Doing a real edge entails not only bringing my left arm in front and around, but also allowing my lower body (yes, hips, too) to come around the inside edge. I practiced this last night and yes, this works much better. The real edge felt more shallow than the imposter, but it worked much better to get in and out of the turn.

So I think there is a key point here to be made about allowing my hips and upper body to move rather than locking them in place. This brings me to my second theory, which is about how I might have developed some less-than-constructive patterns  bad habits with my free leg. This is most apparent with my left forward outside three turns.

First, an apology for going back to my well-worn topic of these three turns. I honestly thought I had fixed them, since they do feel a lot better. But at my last lesson Laurie pointed out that I still was using my free (right) side to pull the turn around, even though I did it so stealthily that only catching me on video could prove the crime. (Okay, it wasn’t stealthy to her, since I couldn’t really keep my feet together and do the turn.)

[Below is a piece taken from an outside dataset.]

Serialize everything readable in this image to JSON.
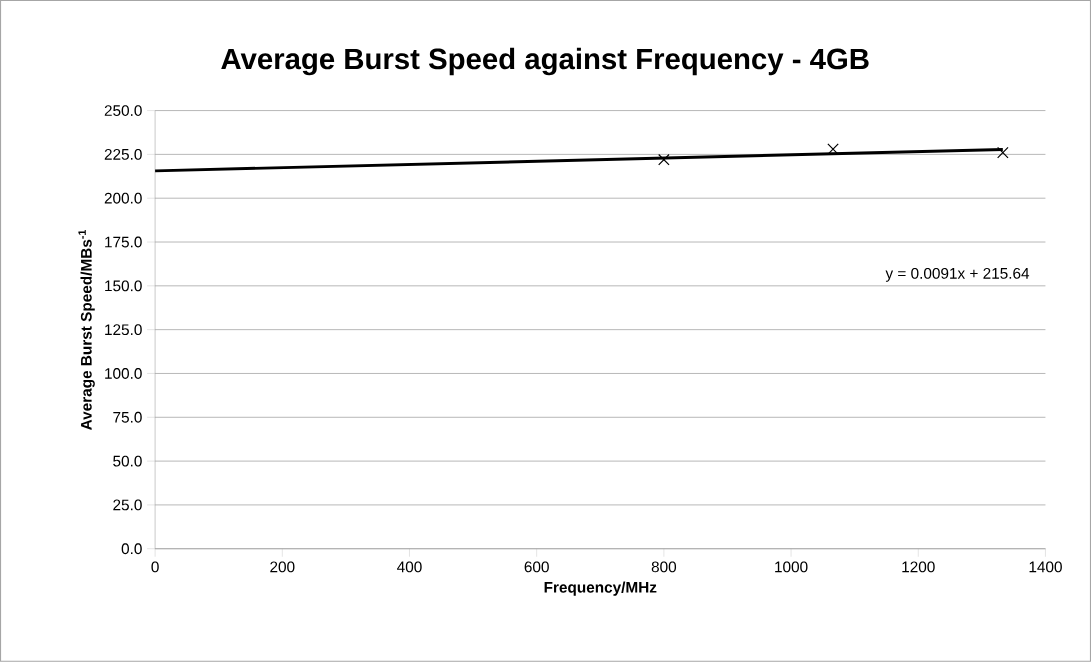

The little rogue movement of using the free leg to pull around or touch down means that I am not using the correct skating side action. The rogue free leg means well; it’s like giving the weaker side an assist (like touching down, which I also do). But it also doesn’t allow the mobility and muscle action of the skating side to develop properly, which means that I’m not ever going to progress farther on these moves. I can get around, but I can’t actually do the turn. And there is a difference.

So the goal is to find and banish the imposters and rouges, which I suspect are hiding in plain sight!!! I won’t need a trench coat for this one.

On another note, I am enjoying seeing so many of my fellow adult skaters getting ready for Adult Nationals. The guys were out in full force earlier this week!

Who can resist this 1982 classic by the Weather Girls, Martha Wash and Izora Rhodes Armstead? Hallejulah!

Some additional notes on posture:

  • outside edges, experiment with where your torso is; trying turning navel 30 degrees out of the circle.
  • back inside edge (don’t turn free leg in, turn it out)
  • back outside edges, let skating side dictate where the edge goes, not the free side.